The first step was to try to reproduce the bug. I slapped together an “app” with an empty Gemfile and tried specifying two Ruby buildpacks. No dice. What changed in the latest Ruby buildpack deploy? We added yarn for Rails 5.1 support. I tried adding execjs and webpacker to my Gemfile to see if the failure was related, still no luck. I set the problem aside for a bit until a co-worker opened up the same error message happening on Heroku CI. With some probing, two very important details were added. The apps that failed all used the json gem and were different versions of Ruby than what the Buildpack ran on.

With that extra info I was able to reproduce the bug with a super simple Gemfile:

# Gemfile
source "https://rubygems.org"

ruby "2.3.3"
gem "json", "1.8.6" # version doesn't matter?

Once you’ve got a repro of a bug in your hands, nothing can stop you.

The weirdest bug

So now we know the exact failure conditions - it only happens with the json gem and only when a version of Ruby is specified differently than the one specified for the Ruby buildpack. I verified that it doesn’t happen when using v154 of the buildpack (you can specify a tag or branch by using a hashtag heroku buildpacks:add https://github.com/heroku/heroku-buildpack-ruby#v154). So now we know the issue is isolated to the code we previously looked at.

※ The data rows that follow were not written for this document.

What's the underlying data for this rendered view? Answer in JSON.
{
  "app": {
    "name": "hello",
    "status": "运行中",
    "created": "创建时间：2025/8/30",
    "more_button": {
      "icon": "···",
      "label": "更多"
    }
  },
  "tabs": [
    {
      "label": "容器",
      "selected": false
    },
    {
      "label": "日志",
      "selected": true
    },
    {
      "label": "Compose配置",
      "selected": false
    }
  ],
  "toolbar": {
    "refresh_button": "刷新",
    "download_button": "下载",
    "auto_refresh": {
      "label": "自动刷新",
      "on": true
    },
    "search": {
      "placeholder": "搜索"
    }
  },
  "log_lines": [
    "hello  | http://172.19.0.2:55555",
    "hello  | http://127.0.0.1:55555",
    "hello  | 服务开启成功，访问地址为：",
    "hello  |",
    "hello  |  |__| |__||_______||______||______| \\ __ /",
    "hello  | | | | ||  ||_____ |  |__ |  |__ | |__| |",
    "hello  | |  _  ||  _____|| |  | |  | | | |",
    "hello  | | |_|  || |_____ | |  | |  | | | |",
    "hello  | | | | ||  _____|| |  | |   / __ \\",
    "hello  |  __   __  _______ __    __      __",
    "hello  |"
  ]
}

I started adding debug statements, and even found a minor bug that wasn’t related, but it wasn’t until I focused on the original error message that I made progress. Remember this is what was seen in the failure:

remote: -----> Ruby app detected
remote: /tmp/tmp.y7163/bin/ruby: symbol lookup error: /tmp/build_c85cc440028913e25caa54b9ff2142/vendor/bundle/ruby/2.3.0/gems/json-1.8.6/lib/json/ext/generator.so: undefined symbol: rb_data_typed_object_zalloc
remote:  !     Push rejected, failed to compile Ruby app.

This error is happening extremely early. Before much code is getting run, we should see this very early on:

remote: -----> Ruby app detected
remote: -----> Compiling Ruby

This was indicating that the bug was happening not in any of the new code that was added, but somewhere at load time.

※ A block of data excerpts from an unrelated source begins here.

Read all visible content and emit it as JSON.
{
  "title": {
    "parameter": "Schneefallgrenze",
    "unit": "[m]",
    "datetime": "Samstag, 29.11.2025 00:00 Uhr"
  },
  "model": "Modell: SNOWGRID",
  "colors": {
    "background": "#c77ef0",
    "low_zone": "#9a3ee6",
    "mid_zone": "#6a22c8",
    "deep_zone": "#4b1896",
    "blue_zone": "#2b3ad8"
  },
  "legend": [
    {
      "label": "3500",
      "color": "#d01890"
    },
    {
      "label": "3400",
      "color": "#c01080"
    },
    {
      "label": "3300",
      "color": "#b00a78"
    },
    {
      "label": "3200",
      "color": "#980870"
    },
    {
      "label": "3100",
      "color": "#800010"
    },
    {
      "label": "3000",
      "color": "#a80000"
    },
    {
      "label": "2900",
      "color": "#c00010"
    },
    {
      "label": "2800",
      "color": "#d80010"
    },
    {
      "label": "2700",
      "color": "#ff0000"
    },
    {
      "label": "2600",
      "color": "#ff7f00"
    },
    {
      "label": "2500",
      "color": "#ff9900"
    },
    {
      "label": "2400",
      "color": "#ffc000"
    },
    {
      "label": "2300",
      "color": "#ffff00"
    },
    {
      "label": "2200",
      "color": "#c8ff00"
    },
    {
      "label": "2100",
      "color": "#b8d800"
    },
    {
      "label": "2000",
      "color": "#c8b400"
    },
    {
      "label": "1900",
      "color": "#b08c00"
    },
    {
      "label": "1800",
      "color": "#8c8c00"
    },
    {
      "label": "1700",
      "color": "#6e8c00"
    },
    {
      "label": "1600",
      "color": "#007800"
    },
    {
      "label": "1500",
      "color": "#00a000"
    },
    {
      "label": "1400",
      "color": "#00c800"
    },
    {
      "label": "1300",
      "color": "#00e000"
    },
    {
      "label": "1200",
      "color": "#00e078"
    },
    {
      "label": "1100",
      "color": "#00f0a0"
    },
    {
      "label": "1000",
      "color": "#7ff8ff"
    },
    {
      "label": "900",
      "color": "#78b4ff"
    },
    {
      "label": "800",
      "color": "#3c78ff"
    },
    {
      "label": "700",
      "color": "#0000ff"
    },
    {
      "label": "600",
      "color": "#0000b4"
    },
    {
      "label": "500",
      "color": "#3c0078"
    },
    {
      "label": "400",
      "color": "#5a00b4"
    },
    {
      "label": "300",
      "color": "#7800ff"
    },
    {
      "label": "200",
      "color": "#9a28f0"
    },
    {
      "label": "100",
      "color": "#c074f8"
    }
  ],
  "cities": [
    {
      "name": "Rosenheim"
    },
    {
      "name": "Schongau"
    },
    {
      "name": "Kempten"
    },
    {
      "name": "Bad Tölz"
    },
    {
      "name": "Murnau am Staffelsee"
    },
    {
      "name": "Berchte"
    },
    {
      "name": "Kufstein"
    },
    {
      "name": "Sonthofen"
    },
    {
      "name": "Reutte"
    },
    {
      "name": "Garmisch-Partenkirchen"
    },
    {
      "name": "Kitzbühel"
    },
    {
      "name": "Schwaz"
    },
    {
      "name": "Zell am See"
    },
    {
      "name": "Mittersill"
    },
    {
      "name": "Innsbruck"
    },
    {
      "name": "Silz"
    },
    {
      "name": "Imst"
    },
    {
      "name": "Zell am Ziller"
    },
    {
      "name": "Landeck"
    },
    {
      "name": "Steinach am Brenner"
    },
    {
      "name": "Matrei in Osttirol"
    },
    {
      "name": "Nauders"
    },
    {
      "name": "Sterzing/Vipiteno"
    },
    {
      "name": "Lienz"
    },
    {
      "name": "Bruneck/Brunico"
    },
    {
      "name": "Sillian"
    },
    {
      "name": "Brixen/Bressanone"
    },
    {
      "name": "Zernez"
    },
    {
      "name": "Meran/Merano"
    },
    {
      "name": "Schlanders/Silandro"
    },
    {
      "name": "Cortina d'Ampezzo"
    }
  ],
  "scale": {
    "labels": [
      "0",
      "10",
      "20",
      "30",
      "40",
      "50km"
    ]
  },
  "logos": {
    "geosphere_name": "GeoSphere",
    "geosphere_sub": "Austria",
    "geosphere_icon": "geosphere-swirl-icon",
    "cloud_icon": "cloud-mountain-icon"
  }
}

For all the effort and digging this ended up being the problem line:

require 'json'

It was so innocuous that it didn’t even register as a potential source of problems. All we’re doing is loading in a system json library, right? Well…

What was happening is that the first buildpack would execute. We’ve set up the buildpacks so not only do they install libraries, they make them available for the next buildpack. This means that the Ruby buildpack will set up the PATH and GEM_PATH for the next run. This is intended so you can use the heroku/nodejs buildpack to put node on the path if another buildpack needs it. Unfortunately what was happening is that when require 'json' gets called it’s checking to see if the json gem is installed, and loading that if it is. So it found the gem, loaded it and failed because it was compiled for a different version of Ruby.

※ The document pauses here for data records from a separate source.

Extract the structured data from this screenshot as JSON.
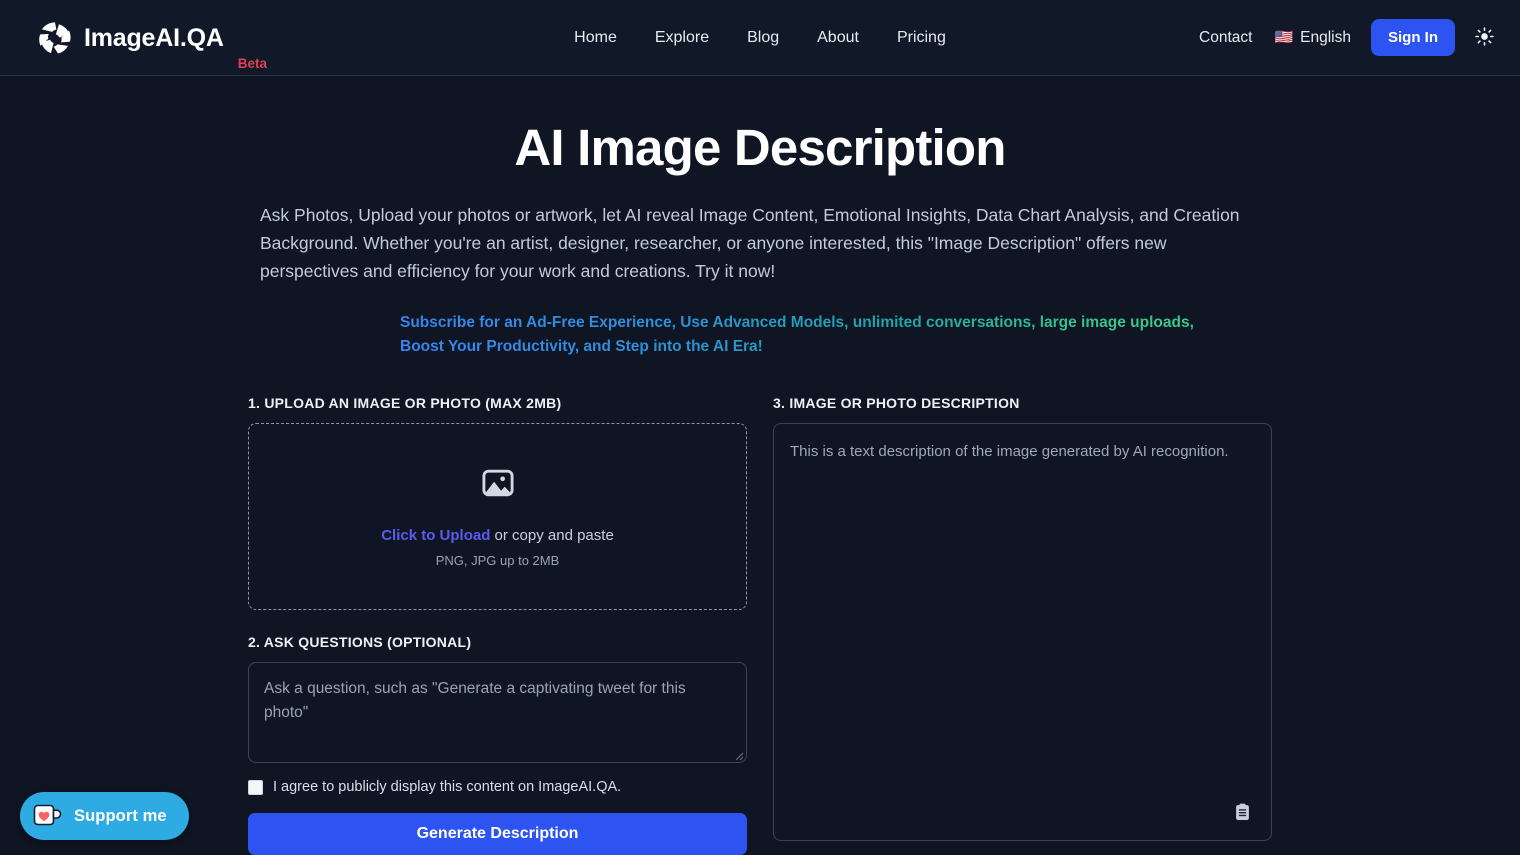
{
  "header": {
    "brand_name": "ImageAI.QA",
    "brand_badge": "Beta",
    "logo_icon": "aperture-icon",
    "nav": [
      {
        "label": "Home"
      },
      {
        "label": "Explore"
      },
      {
        "label": "Blog"
      },
      {
        "label": "About"
      },
      {
        "label": "Pricing"
      }
    ],
    "contact_label": "Contact",
    "language": {
      "flag": "🇺🇸",
      "label": "English"
    },
    "signin_label": "Sign In",
    "theme_toggle_icon": "sun-icon"
  },
  "hero": {
    "title": "AI Image Description",
    "description": "Ask Photos, Upload your photos or artwork, let AI reveal Image Content, Emotional Insights, Data Chart Analysis, and Creation Background. Whether you're an artist, designer, researcher, or anyone interested, this \"Image Description\" offers new perspectives and efficiency for your work and creations. Try it now!",
    "promo": "Subscribe for an Ad-Free Experience, Use Advanced Models, unlimited conversations, large image uploads, Boost Your Productivity, and Step into the AI Era!"
  },
  "upload": {
    "label": "1. UPLOAD AN IMAGE OR PHOTO (MAX 2MB)",
    "icon": "image-placeholder-icon",
    "cta_accent": "Click to Upload",
    "cta_rest": " or copy and paste",
    "hint": "PNG, JPG up to 2MB"
  },
  "question": {
    "label": "2. ASK QUESTIONS (OPTIONAL)",
    "placeholder": "Ask a question, such as \"Generate a captivating tweet for this photo\"",
    "value": "",
    "agree_label": "I agree to publicly display this content on ImageAI.QA.",
    "agree_checked": false,
    "submit_label": "Generate Description"
  },
  "description": {
    "label": "3. IMAGE OR PHOTO DESCRIPTION",
    "placeholder": "This is a text description of the image generated by AI recognition.",
    "value": "",
    "copy_icon": "clipboard-icon"
  },
  "support": {
    "label": "Support me",
    "icon": "coffee-cup-heart-icon"
  },
  "colors": {
    "page_bg": "#0f1523",
    "header_bg": "#111827",
    "accent_blue": "#2d54f0",
    "upload_accent": "#5b5bf0",
    "beta_red": "#e03f56",
    "promo_gradient_start": "#3b82f6",
    "promo_gradient_end": "#3ec98a",
    "support_blue": "#2eabe3",
    "heart_red": "#ff5f5f"
  }
}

How did we fix the issue? First we removed the require. We still had to parse JSON input, so I vendored in the okjson library. Before we merged that we realized we could fix the issue by using unset on GEM_PATH before invoking the rest of the buildpack. This forces Ruby to use the “default” GEM_PATH which is the correct path for us. The fix is merged into master branch of the buildpack but not yet deployed.

Double Debugging

Even when faced with “why on earth would you do that” type bug reports, it always pays to ask “was this working before?”. In our case even though running two Ruby buildpacks was accidental, it turns out the same failure mode also showed up in Heroku CI. Which is a very real and very valid use case.

There are many cases where the fix for a bug isn’t that interesting. It’s how the bug came to be, why it was allowed to live on to production without being caught, and how it was eventually found out and tamed that’s fascinating. In this case, we had not considered the scenario of running the buildpack twice and how a customer’s system libraries might interfere with our own code. The reassuring part is that no matter how bad of a bug you find yourself stuck with, once you isolate the behavior and can reliably reproduce it, it’s usually a simple matter of time, sweat, and tears.

When it comes to debugging, it always pays to ask “What does this mean?”